Saturday, July 26, 2014

German Class: An Environment for Good Theology

            The end of another week has come here in Leuven.  For me, it is also the end of an intense yet enlightening experience.  For the past two weeks I have been in German class for 8 hours a day, and probably studying it for 4 hours each day on top of that.  Dropping oneself into a foreign language course in a foreign land is not something I would really recommend.  In fact, I don’t know if I could do it again.  I am satisfied with the amount of German I learned; but it certainly was not easy.  However, I believe that God had a little more in mind for me from this class than just learning German.  This is usually the way He seems to operate with me.
            The real gift of the class for me was the other students.  It was the first time in a long time that I found myself around such a variety of people, with different ages, backgrounds, areas of study and well, personalities.  There was one young woman studying Classical Greek and Latin, who even wanted to be able to speak Latin herself (which is fascinating because for all intents and purposes it is a dead language---of course she would disagree!).  There was another young man majoring in physics, who could wax eloquently about the most abstruse and esoteric problems like he was speaking poetry (it brought me back to my days of mathematics).  There was also a pilot, who midweek left the class because his airline needed someone to fly to southern Africa somewhere.  And there were two philosophers: one just finishing up her degree and another just beginning.  There was also an architect who loved to talk about acoustics, a soon-to-be doctor, a research biologist and a young historian who practiced Medieval Marshal Arts (that means real big swords and stuff like knights used to use!).  Then you had the ole priest, me. 
            When we had pauses during the class we would talk about cultural differences, we would engage each other’s subject matter, we would philosophize, and with the guidance of a few Belgian hops (mostly after class), we would even try to solve some of the world’s problems.  What struck me the most in the midst of these exchanges was that this is perhaps how the best theology can be done.  In the midst of God’s people: some believing, others never having heard of God, and even others professing belief in no God at all.  And in the midst of varying levels and areas of expertise, where science and language and history and faith could all intersect, agree, disagree, stimulate and even bore, but each could have its own place and yet each could be intimately connected to the other.

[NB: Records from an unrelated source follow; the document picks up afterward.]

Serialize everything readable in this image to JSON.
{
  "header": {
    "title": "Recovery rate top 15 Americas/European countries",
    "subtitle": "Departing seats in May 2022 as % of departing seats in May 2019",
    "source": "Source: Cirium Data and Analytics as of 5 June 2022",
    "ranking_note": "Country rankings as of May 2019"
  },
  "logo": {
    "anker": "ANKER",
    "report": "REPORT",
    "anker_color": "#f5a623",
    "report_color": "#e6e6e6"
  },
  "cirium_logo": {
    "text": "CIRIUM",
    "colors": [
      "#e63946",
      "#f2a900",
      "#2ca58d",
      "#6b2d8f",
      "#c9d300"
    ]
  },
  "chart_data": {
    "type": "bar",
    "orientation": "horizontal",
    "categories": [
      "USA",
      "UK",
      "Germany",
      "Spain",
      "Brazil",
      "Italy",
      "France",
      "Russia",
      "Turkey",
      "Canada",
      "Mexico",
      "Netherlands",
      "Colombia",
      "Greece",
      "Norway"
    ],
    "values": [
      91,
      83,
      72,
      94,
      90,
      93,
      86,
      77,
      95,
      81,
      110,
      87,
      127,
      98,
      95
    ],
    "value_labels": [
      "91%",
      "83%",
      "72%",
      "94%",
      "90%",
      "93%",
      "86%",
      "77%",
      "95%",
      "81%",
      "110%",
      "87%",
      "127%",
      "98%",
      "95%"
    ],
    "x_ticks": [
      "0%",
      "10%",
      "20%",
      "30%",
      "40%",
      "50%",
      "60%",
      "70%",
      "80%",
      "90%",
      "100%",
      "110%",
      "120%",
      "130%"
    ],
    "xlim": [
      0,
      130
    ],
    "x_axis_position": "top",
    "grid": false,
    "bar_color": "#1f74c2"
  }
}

            I am not one who believes that knowledge should ever be judged solely on its usefulness and practicality.  Certainly people have to work and an education is helpful in securing a job.  But I believe that education and knowledge, and for me especially theology, touches the soul, changes a person, and is as much a journey to the depths of the heart as are relationships and faith.  And it seems to me that the best way to allow knowledge to affect one’s soul is not simply to have each faculty and subject isolated and restricted to its own place. But rather, to have them intersect, communicate, dialogue, challenge and enhance each other.  I suppose it is much like the people of my German class did for me. So I say thanks to my German class members as yet another week passes here in Leuven.  Thanks for touching my heart.  Thanks for a good first two weeks.